We hear this a lot, this theme of the City Bar as a “home” or a “second home.” And as Judge Weinstein said, the ‘House’ of this home, on 44th Street between Fifth and Sixth Avenues for the last 122 years of this association’s 148-year existence, has a certain effect on visitors. In his keynote speech at the City Bar’s 2018 White Collar Crime Institute, U.S. Deputy Attorney General Rod Rosenstein said, “The last time I was in this majestic building was about 15 years ago. I was working in the Department’s tax division, and I was here for a seminar on tax law, and I had the opportunity to visit this building, which I think is a fitting monument to the rule of law.”

I think Judge Weinstein would be the first to tell you he might not have walked past these majestic pillars if not for the mentorship of Judge Stanley Fuld, for whom he clerked. “[H]e suggested that I join this Association,” Weinstein recalled, adding, “Here I was taught the rule for the lawyer who wants to live an exciting and fruitful professional life: Seek the opportunities for public service, almost always the most satisfying aspect of a legal career.”

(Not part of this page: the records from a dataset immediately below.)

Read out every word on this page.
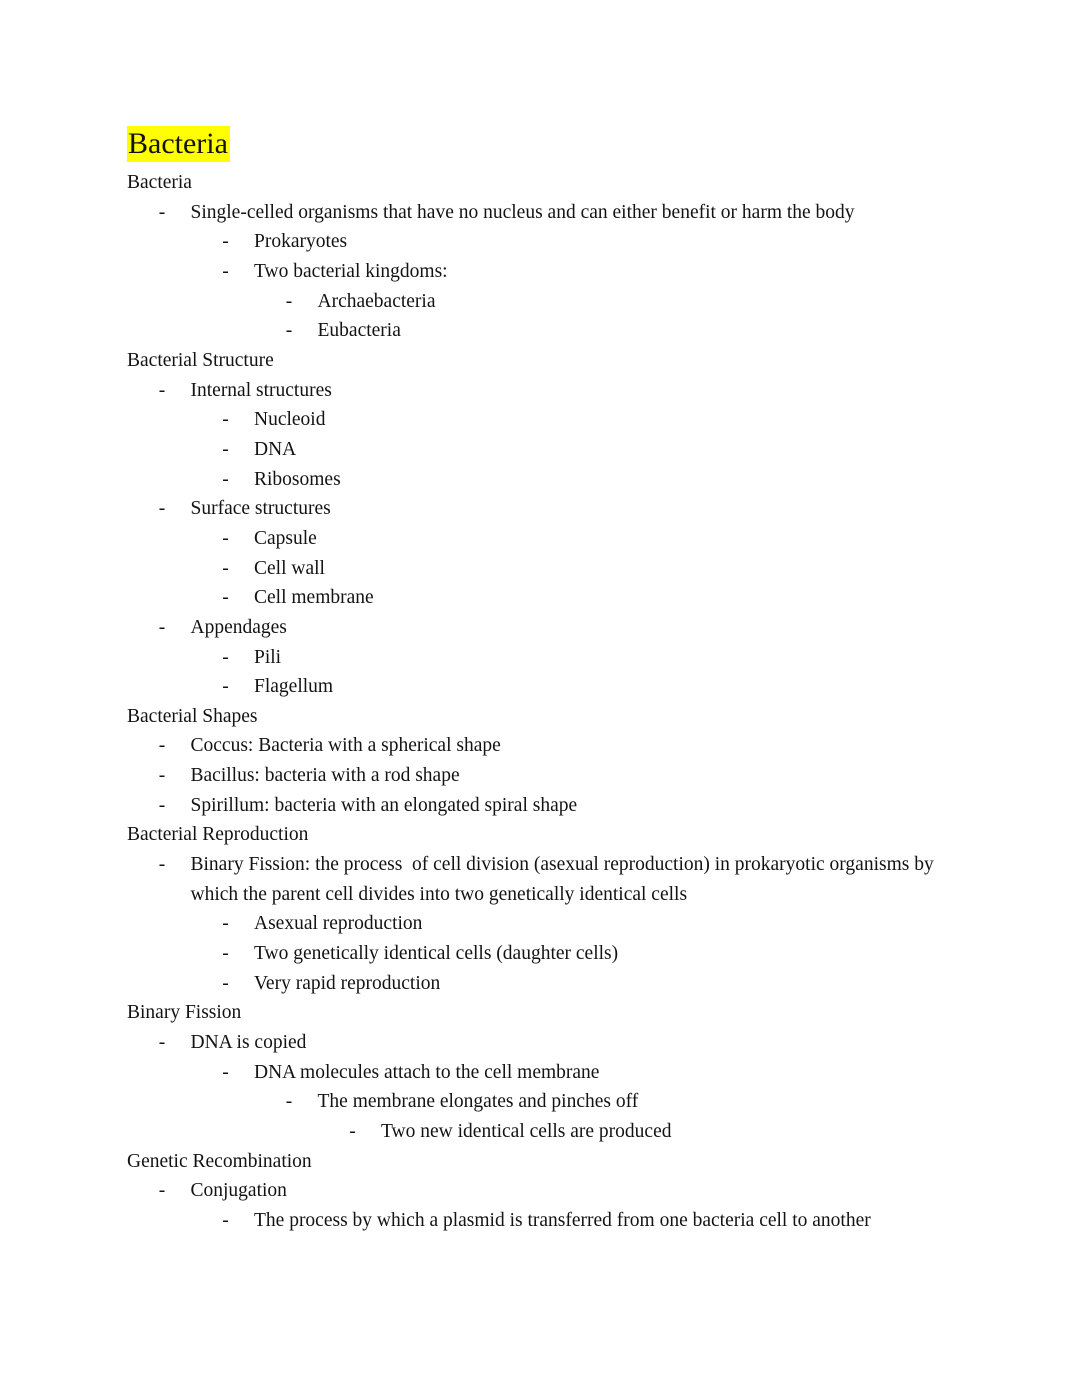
Bacteria
Bacteria
-	Single-celled organisms that have no nucleus and can either benefit or harm the body
-	Prokaryotes
-	Two bacterial kingdoms:
-	Archaebacteria
-	Eubacteria
Bacterial Structure
-	Internal structures
-	Nucleoid
-	DNA
-	Ribosomes
-	Surface structures
-	Capsule
-	Cell wall
-	Cell membrane
-	Appendages
-	Pili
-	Flagellum
Bacterial Shapes
-	Coccus: Bacteria with a spherical shape
-	Bacillus: bacteria with a rod shape
-	Spirillum: bacteria with an elongated spiral shape
Bacterial Reproduction
-	Binary Fission: the process  of cell division (asexual reproduction) in prokaryotic organisms by which the parent cell divides into two genetically identical cells
-	Asexual reproduction
-	Two genetically identical cells (daughter cells)
-	Very rapid reproduction
Binary Fission
-	DNA is copied
-	DNA molecules attach to the cell membrane
-	The membrane elongates and pinches off
-	Two new identical cells are produced
Genetic Recombination
-	Conjugation
-	The process by which a plasmid is transferred from one bacteria cell to another
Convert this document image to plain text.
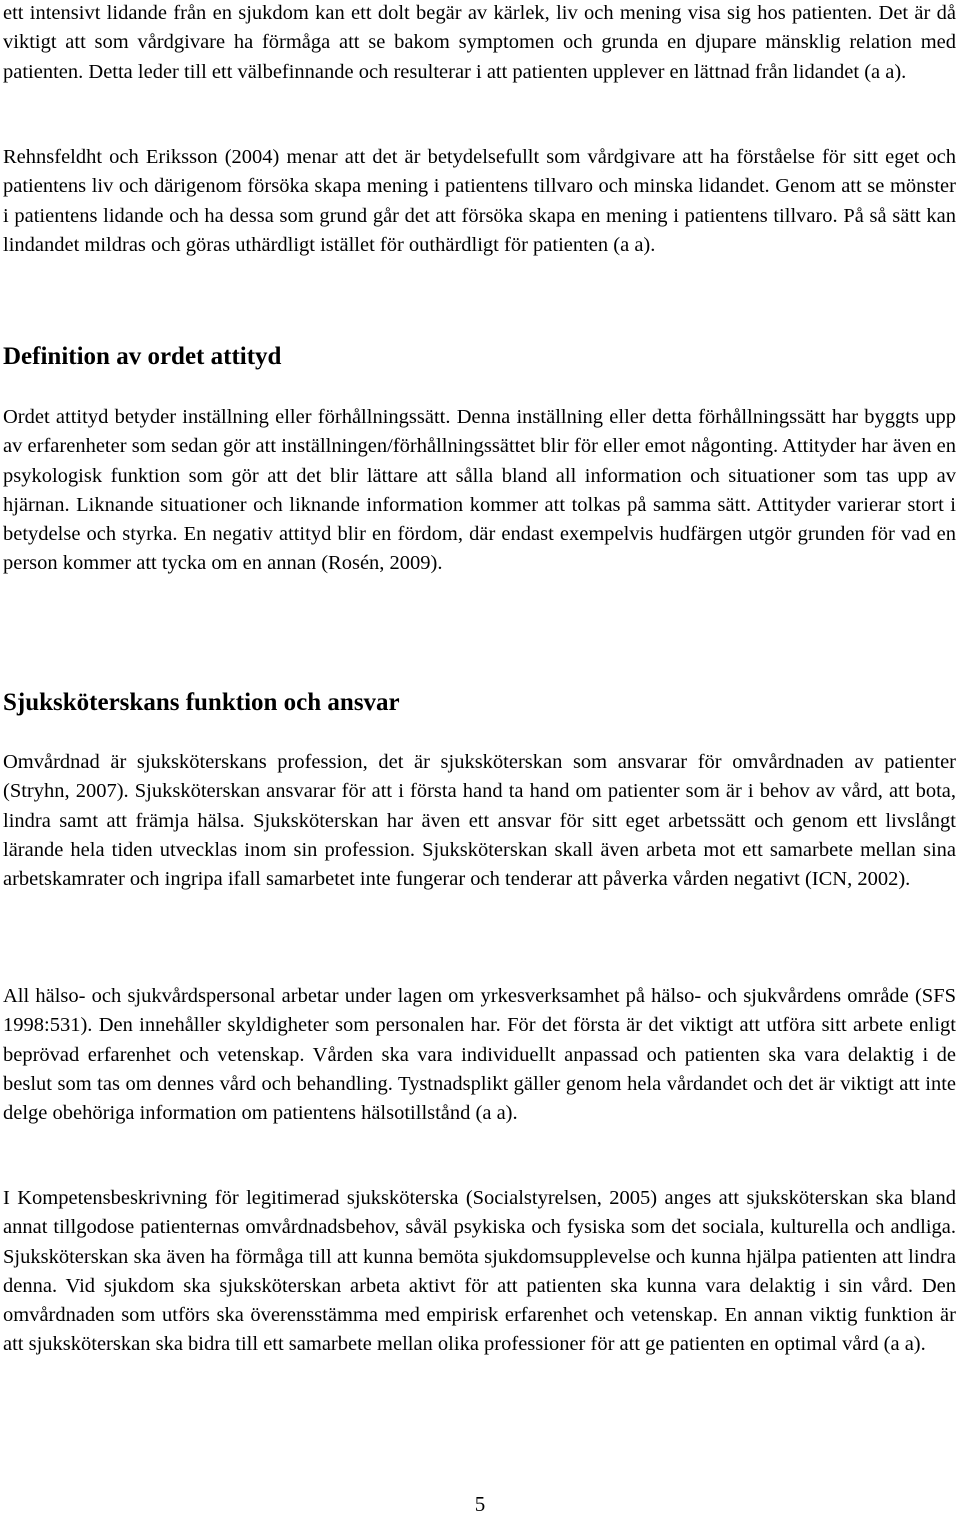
ett intensivt lidande från en sjukdom kan ett dolt begär av kärlek, liv och mening visa sig hos patienten. Det är då viktigt att som vårdgivare ha förmåga att se bakom symptomen och grunda en djupare mänsklig relation med patienten. Detta leder till ett välbefinnande och resulterar i att patienten upplever en lättnad från lidandet (a a).

Rehnsfeldht och Eriksson (2004) menar att det är betydelsefullt som vårdgivare att ha förståelse för sitt eget och patientens liv och därigenom försöka skapa mening i patientens tillvaro och minska lidandet. Genom att se mönster i patientens lidande och ha dessa som grund går det att försöka skapa en mening i patientens tillvaro. På så sätt kan lindandet mildras och göras uthärdligt istället för outhärdligt för patienten (a a).

Definition av ordet attityd

Ordet attityd betyder inställning eller förhållningssätt. Denna inställning eller detta förhållningssätt har byggts upp av erfarenheter som sedan gör att inställningen/förhållningssättet blir för eller emot någonting. Attityder har även en psykologisk funktion som gör att det blir lättare att sålla bland all information och situationer som tas upp av hjärnan. Liknande situationer och liknande information kommer att tolkas på samma sätt. Attityder varierar stort i betydelse och styrka. En negativ attityd blir en fördom, där endast exempelvis hudfärgen utgör grunden för vad en person kommer att tycka om en annan (Rosén, 2009).

Sjuksköterskans funktion och ansvar

Omvårdnad är sjuksköterskans profession, det är sjuksköterskan som ansvarar för omvårdnaden av patienter (Stryhn, 2007). Sjuksköterskan ansvarar för att i första hand ta hand om patienter som är i behov av vård, att bota, lindra samt att främja hälsa. Sjuksköterskan har även ett ansvar för sitt eget arbetssätt och genom ett livslångt lärande hela tiden utvecklas inom sin profession. Sjuksköterskan skall även arbeta mot ett samarbete mellan sina arbetskamrater och ingripa ifall samarbetet inte fungerar och tenderar att påverka vården negativt (ICN, 2002).

All hälso- och sjukvårdspersonal arbetar under lagen om yrkesverksamhet på hälso- och sjukvårdens område (SFS 1998:531). Den innehåller skyldigheter som personalen har. För det första är det viktigt att utföra sitt arbete enligt beprövad erfarenhet och vetenskap. Vården ska vara individuellt anpassad och patienten ska vara delaktig i de beslut som tas om dennes vård och behandling. Tystnadsplikt gäller genom hela vårdandet och det är viktigt att inte delge obehöriga information om patientens hälsotillstånd (a a).

I Kompetensbeskrivning för legitimerad sjuksköterska (Socialstyrelsen, 2005) anges att sjuksköterskan ska bland annat tillgodose patienternas omvårdnadsbehov, såväl psykiska och fysiska som det sociala, kulturella och andliga. Sjuksköterskan ska även ha förmåga till att kunna bemöta sjukdomsupplevelse och kunna hjälpa patienten att lindra denna. Vid sjukdom ska sjuksköterskan arbeta aktivt för att patienten ska kunna vara delaktig i sin vård. Den omvårdnaden som utförs ska överensstämma med empirisk erfarenhet och vetenskap. En annan viktig funktion är att sjuksköterskan ska bidra till ett samarbete mellan olika professioner för att ge patienten en optimal vård (a a).

5
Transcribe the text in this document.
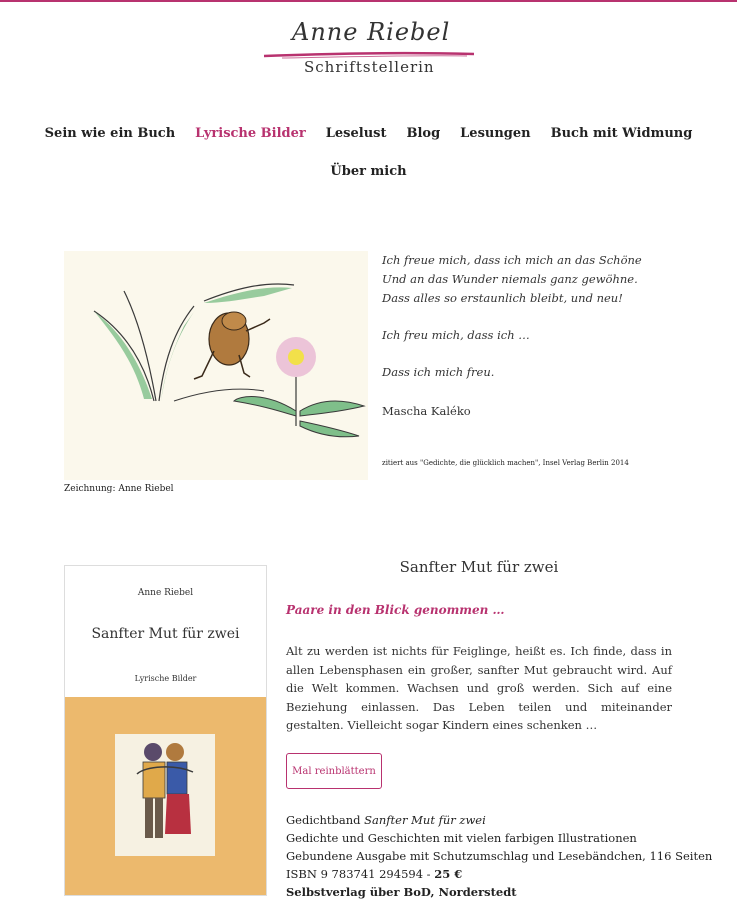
Anne Riebel
Schriftstellerin
Sein wie ein Buch	Lyrische Bilder	Leselust	Blog	Lesungen	Buch mit Widmung
Über mich
Zeichnung: Anne Riebel
Ich freue mich, dass ich mich an das Schöne
Und an das Wunder niemals ganz gewöhne.
Dass alles so erstaunlich bleibt, und neu!
Ich freu mich, dass ich …
Dass ich mich freu.
Mascha Kaléko
zitiert aus "Gedichte, die glücklich machen", Insel Verlag Berlin 2014
Anne Riebel
Sanfter Mut für zwei
Lyrische Bilder
Sanfter Mut für zwei
Paare in den Blick genommen …
Alt zu werden ist nichts für Feiglinge, heißt es. Ich finde, dass in allen Lebensphasen ein großer, sanfter Mut gebraucht wird. Auf die Welt kommen. Wachsen und groß werden. Sich auf eine Beziehung einlassen. Das Leben teilen und miteinander gestalten. Vielleicht sogar Kindern eines schenken …
Mal reinblättern
Gedichtband Sanfter Mut für zwei
Gedichte und Geschichten mit vielen farbigen Illustrationen
Gebundene Ausgabe mit Schutzumschlag und Lesebändchen, 116 Seiten
ISBN 9 783741 294594 - 25 €
Selbstverlag über BoD, Norderstedt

More than 50 years later, former Secretary of Homeland Security Jeh Johnson, in his recent address at our Public Affairs Luncheon, appealed for more of this bar association mentorship, saying, “I hope that those of us who are active in the New York City Bar dedicate ourselves to recruiting young people, because I believe this is the best bar association in the whole country – right here, at this place.”

When I consider all of the extraordinary law students, lawyers, and judges who have boosted their careers and launched their public service by serving on City Bar committees and networking within these walls, I look at the young members I see here on a daily basis in a new light. I wonder which of them – and I know there will be some – will be among the leaders of our profession ten, twenty, or thirty years from now.

Bret Parker is Executive Director of the New York City Bar Association.